A woman who was raped by a serving soldier is demanding to know if he is still being employed by the Army.
The woman, known as Ms AB, is one of three women in Scotland to win groundbreaking rape cases in the Scottish civil courts recently.
Her rapist, Sean Diamond, was based at Leuchars at the time of the offence in 2015. He later served with the Queen's Dragoon Guards based in Norfolk.
The Army said it could not disclose any information due to data protection.
Diamond's victim was awarded £119,250 in December but has not yet received any of the money.
She does not believe Diamond should be allowed to continue with his Army career but has been unable to find out if he is still employed as a soldier.
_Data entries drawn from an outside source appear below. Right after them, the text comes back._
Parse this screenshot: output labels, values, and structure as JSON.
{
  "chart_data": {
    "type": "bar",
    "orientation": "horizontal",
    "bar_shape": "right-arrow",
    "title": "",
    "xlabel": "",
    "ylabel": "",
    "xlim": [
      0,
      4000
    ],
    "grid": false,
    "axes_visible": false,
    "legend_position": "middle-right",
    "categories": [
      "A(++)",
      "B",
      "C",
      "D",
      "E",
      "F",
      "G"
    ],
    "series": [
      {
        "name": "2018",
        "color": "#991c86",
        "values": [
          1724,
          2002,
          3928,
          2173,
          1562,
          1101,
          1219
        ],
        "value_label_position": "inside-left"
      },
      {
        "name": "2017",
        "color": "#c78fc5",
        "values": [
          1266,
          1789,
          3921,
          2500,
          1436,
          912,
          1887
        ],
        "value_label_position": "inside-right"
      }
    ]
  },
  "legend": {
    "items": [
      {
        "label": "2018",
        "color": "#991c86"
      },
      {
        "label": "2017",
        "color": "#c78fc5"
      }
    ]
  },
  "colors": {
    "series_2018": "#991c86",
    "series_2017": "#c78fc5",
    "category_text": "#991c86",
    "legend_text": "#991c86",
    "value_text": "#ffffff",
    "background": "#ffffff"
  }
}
She said her requests for meetings with army representatives had so far been ignored.
"There was no response whatsoever," she told BBC Radio's Drivetime programme, adding that representatives of Rape Crisis had agreed to accompany her.
"The chances are - and I would put good money on it - they haven't done anything, they have taken no action and they are still continuing to host a rapist within their barracks.
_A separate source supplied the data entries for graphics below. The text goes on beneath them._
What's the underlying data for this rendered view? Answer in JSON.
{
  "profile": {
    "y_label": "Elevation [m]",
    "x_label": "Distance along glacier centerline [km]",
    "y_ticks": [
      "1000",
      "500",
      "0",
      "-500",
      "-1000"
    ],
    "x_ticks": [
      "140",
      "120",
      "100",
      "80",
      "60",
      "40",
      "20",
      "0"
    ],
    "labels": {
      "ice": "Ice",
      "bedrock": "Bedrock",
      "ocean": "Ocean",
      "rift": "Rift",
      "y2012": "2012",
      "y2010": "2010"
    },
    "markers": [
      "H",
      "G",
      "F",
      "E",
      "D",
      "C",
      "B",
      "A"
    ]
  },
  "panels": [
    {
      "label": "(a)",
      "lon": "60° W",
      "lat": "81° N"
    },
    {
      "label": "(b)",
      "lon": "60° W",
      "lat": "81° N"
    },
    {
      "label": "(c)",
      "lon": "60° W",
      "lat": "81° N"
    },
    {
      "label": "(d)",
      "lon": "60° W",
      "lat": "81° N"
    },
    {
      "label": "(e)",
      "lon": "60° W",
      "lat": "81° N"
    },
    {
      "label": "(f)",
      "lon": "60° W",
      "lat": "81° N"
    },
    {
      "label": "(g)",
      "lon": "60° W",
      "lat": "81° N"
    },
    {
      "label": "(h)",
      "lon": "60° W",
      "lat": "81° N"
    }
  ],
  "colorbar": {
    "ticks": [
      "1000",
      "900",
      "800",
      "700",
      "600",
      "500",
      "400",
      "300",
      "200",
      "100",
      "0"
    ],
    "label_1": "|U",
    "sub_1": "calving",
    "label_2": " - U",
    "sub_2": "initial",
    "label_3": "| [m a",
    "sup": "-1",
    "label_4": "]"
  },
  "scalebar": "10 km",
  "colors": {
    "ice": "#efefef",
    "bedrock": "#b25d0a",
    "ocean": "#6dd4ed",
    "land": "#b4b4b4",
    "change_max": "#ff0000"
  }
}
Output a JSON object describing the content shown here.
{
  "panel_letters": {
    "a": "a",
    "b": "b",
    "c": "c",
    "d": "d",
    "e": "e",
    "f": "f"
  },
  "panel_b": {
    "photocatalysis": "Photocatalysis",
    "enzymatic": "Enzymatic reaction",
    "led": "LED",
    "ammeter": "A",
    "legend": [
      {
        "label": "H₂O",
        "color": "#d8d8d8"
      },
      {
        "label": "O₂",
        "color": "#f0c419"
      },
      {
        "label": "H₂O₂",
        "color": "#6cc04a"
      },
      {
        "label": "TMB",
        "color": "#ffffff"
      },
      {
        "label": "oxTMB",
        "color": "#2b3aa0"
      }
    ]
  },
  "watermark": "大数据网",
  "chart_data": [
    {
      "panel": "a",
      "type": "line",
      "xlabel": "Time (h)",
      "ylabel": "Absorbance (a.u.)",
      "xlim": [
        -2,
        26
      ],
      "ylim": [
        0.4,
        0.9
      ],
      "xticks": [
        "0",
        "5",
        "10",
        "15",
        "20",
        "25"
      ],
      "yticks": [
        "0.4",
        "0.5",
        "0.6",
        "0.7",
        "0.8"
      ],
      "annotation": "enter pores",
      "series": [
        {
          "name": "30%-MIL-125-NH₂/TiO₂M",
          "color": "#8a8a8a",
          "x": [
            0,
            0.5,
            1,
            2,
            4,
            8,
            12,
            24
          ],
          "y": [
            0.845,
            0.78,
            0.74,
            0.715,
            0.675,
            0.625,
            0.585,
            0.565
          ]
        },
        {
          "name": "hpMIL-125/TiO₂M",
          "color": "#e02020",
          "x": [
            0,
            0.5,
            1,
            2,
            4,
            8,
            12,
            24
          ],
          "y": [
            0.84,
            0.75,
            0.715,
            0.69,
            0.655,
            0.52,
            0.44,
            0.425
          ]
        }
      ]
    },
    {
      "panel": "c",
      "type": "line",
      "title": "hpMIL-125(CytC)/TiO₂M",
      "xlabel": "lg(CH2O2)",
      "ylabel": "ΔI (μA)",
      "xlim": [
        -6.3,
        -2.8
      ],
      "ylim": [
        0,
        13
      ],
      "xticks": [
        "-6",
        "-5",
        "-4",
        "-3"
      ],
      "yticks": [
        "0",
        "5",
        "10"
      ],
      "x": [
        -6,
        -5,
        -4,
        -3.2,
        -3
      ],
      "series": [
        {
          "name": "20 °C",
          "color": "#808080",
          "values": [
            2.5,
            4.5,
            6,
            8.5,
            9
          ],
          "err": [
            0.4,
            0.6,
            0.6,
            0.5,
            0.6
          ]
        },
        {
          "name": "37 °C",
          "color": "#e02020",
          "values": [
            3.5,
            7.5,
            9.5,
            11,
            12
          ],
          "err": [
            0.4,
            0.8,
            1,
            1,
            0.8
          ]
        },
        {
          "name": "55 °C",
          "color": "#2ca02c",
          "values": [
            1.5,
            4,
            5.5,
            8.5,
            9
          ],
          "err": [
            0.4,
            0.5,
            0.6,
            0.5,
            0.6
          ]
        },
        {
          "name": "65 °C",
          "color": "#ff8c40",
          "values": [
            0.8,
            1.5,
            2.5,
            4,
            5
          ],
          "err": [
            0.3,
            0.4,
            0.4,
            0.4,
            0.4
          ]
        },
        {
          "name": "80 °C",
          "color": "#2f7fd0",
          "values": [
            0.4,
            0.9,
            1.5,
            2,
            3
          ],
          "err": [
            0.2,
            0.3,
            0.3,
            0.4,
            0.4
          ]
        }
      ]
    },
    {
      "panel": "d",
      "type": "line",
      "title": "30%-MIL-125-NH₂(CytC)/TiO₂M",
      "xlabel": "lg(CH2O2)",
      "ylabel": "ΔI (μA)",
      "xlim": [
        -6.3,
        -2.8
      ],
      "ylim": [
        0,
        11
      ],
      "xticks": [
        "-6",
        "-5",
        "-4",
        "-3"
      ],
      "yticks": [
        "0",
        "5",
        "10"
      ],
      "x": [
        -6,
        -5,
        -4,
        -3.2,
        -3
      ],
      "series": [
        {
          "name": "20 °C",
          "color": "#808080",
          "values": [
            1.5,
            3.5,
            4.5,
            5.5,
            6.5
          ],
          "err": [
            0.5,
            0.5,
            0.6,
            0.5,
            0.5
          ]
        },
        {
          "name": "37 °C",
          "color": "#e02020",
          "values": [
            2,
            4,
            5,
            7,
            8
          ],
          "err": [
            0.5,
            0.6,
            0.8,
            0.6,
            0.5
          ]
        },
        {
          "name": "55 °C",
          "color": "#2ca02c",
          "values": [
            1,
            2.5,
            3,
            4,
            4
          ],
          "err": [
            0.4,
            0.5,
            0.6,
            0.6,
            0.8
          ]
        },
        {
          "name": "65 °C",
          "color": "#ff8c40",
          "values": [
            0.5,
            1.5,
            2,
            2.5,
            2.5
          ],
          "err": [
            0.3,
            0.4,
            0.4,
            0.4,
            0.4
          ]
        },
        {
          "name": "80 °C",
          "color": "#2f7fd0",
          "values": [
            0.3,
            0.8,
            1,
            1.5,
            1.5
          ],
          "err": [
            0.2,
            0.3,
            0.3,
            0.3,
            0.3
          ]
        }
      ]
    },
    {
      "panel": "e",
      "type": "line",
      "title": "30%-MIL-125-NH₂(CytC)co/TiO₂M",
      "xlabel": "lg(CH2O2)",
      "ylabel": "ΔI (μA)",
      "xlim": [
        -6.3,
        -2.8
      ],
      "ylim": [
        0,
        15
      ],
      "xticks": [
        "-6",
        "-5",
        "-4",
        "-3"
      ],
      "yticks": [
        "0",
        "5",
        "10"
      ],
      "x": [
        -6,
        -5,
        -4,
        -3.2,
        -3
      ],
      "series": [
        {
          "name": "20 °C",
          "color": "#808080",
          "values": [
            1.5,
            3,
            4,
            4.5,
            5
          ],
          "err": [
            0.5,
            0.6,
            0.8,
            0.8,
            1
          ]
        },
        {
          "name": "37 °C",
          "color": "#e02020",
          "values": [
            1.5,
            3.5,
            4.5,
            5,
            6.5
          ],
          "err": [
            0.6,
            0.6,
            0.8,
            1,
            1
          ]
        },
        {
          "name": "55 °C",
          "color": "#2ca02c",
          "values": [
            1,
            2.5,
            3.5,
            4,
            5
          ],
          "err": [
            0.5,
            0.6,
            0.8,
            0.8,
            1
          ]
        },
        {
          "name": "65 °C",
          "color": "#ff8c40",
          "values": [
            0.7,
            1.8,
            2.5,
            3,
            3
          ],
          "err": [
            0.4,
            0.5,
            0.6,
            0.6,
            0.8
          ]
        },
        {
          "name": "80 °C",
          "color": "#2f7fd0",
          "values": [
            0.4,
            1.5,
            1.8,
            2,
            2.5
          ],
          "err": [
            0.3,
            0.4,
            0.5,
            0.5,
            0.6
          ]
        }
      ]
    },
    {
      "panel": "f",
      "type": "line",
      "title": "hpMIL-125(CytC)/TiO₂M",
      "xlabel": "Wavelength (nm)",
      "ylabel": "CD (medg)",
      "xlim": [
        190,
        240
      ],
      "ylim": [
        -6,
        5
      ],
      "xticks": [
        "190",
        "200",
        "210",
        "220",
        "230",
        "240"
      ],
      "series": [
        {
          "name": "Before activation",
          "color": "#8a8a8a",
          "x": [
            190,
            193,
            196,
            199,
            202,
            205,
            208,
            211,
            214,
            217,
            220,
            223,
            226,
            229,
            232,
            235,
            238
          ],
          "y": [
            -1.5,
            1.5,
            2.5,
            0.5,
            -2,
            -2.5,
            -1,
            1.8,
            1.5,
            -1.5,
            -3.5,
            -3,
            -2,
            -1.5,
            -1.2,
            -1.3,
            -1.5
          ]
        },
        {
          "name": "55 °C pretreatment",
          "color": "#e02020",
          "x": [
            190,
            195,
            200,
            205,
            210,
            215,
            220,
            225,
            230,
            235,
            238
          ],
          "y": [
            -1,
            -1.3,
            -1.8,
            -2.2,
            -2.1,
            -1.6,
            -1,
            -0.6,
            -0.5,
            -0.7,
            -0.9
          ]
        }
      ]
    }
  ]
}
"We have the right to know that we have the safest people within that job role."
Ms AB was raped after meeting Diamond in a Dundee nightclub in 2015 where she was celebrating her birthday.
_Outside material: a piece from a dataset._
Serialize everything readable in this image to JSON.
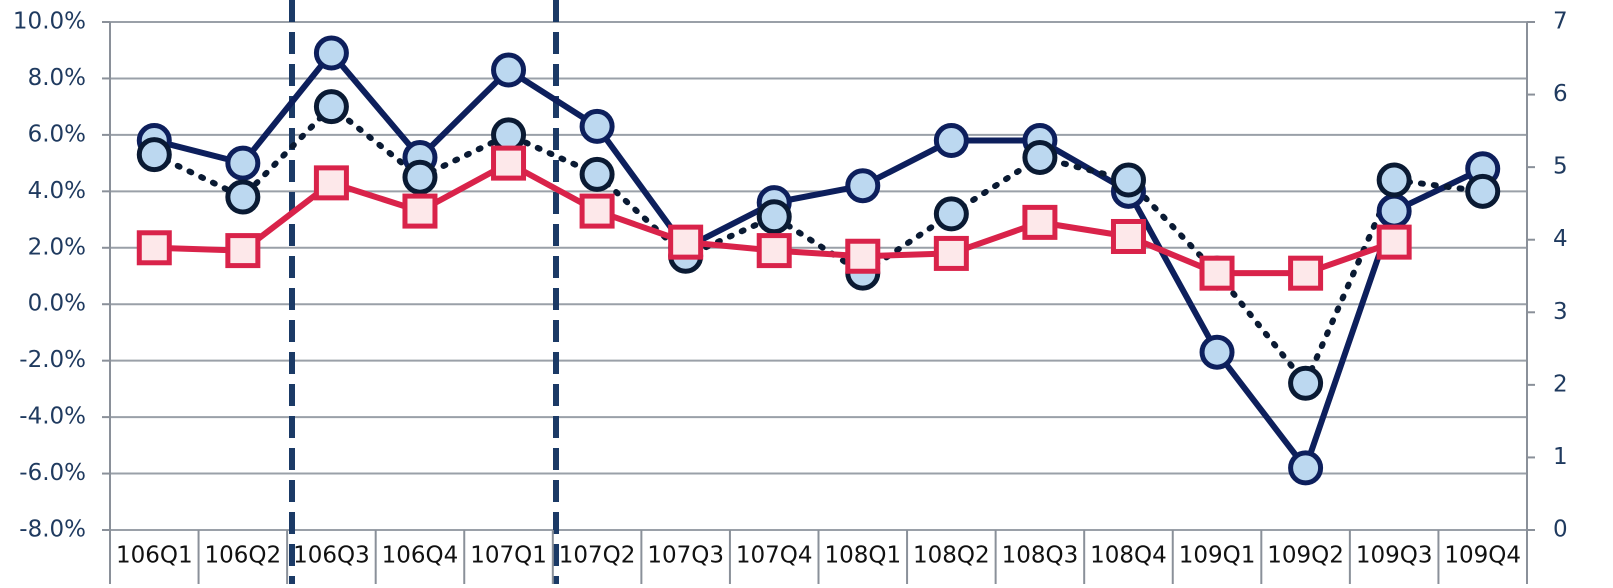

She went to sleep fully-dressed on a friend's sofa but woke up as she was being raped, pinned down on her front.
Diamond was tried in October 2017 but the jury found the case against him not proven.
Ms AB first sued Diamond in a civil action in 2018. Damages were granted by a Dundee sheriff after the claim was not defended.
However, Diamond subsequently applied to have the decree recalled, claiming he had not understood the consequences of failing to respond.
Because there was no substantial defence, the court agreed to lift the judgement and allowed the case to be heard again - the details of which were made public in December.
However, this time Diamond put up a defence and lost the case.
Ms AB became only the second person in Scotland to win a rape case in a civil court after a not proven verdict.
After being contacted by BBC Scotland, an Army spokesperson said: "Our personnel at all levels of the British Army are held to the highest standards and we do not tolerate any form of unacceptable behaviour.
"The judgment regarding the civil case against a soldier in The Queen's Dragoon Guards was subject to further review by the chain of command to determine appropriate subsequent actions.
"The outcome of a case in a court such as the Court Martial is a matter of public knowledge, but the position is different for administrative action under employment law principles. The conduct and outcome of that process remains confidential and subject to the law on data protection."
'Where's the punishment?'
Ms AB said she was "not surprised" by the Army's response.
"They think they are invincible," she said. "They can continue to do what they want and it's why they have given this individual, who is a rapist, the allowance to have in his mind that he's invincible and can do anything."
She said she was annoyed that the Army was using data protection as its argument, adding that she had often read about disgraced soldiers being named and shamed and dismissed from service.
"I was let down by the criminal justice system," she said. "I went to a civil court in order to get justice. I got my justice in the sense that he was ruled a rapist but where's the punishment? Where's the consequences for him?
"He's still employed, he's still living his life, he's never gone to jail."
Ms AB said Sean Diamond had not yet paid any of the damages owed to her.
"I've not received a penny," she said, adding that she still had to pay her legal costs for the civil case which was meant to have been covered by Diamond.
She said the rape and subsequent legal cases had had a huge impact on her life.
Before the case even went to trial, within the first year after the rape, she started having panic attacks, was diagnosed with PTSD and attempted suicide.
"My life has changed dramatically," she said. "I'm a suicide survivor. After I was raped I felt like there was no way for me to continue to live my life. Somehow I managed to come through that.
"Six-and-a-half years on I'm now living abroad because I didn't feel safe or happy living in the UK. It's been a very long, tormentful journey.
"Everything's still very much a live and raw memory and it will always be a very raw memory that will never go away and it's something that I have to live with for the rest of my life."
The Sean Diamond civil court outcome was only the second ruling of its kind in recent Scottish legal history.
In October 2018, in another civil case, a sheriff ruled that Stephen Coxen had raped a woman after a night out in Fife in 2013 and ordered him to pay her £80,000.
Mr Coxen had previously faced a criminal trial but the case was found not proven.
In 2017 Denise Clair, won a civil case against footballers David Goodwillie and David Robertson.
But that case was different as Ms Clair, who waived her right to anonymity, brought the civil action after the Crown had decided against prosecuting the pair in the criminal courts.
The judge in the civil court found that the rapes had happened and awarded Ms Clair £100,000 damages from the men.
Ms AB has said that she will continue to fight for justice for rape victims.
"If there was justice in this world Sean Diamond, Stephen Coxen, David Goodwillie - all these people would not continue to live a normal life," she said.
"My advice to any survivors is just never give up. I promise you there is light at the end of the tunnel. It feels like there's not at times, but there always is."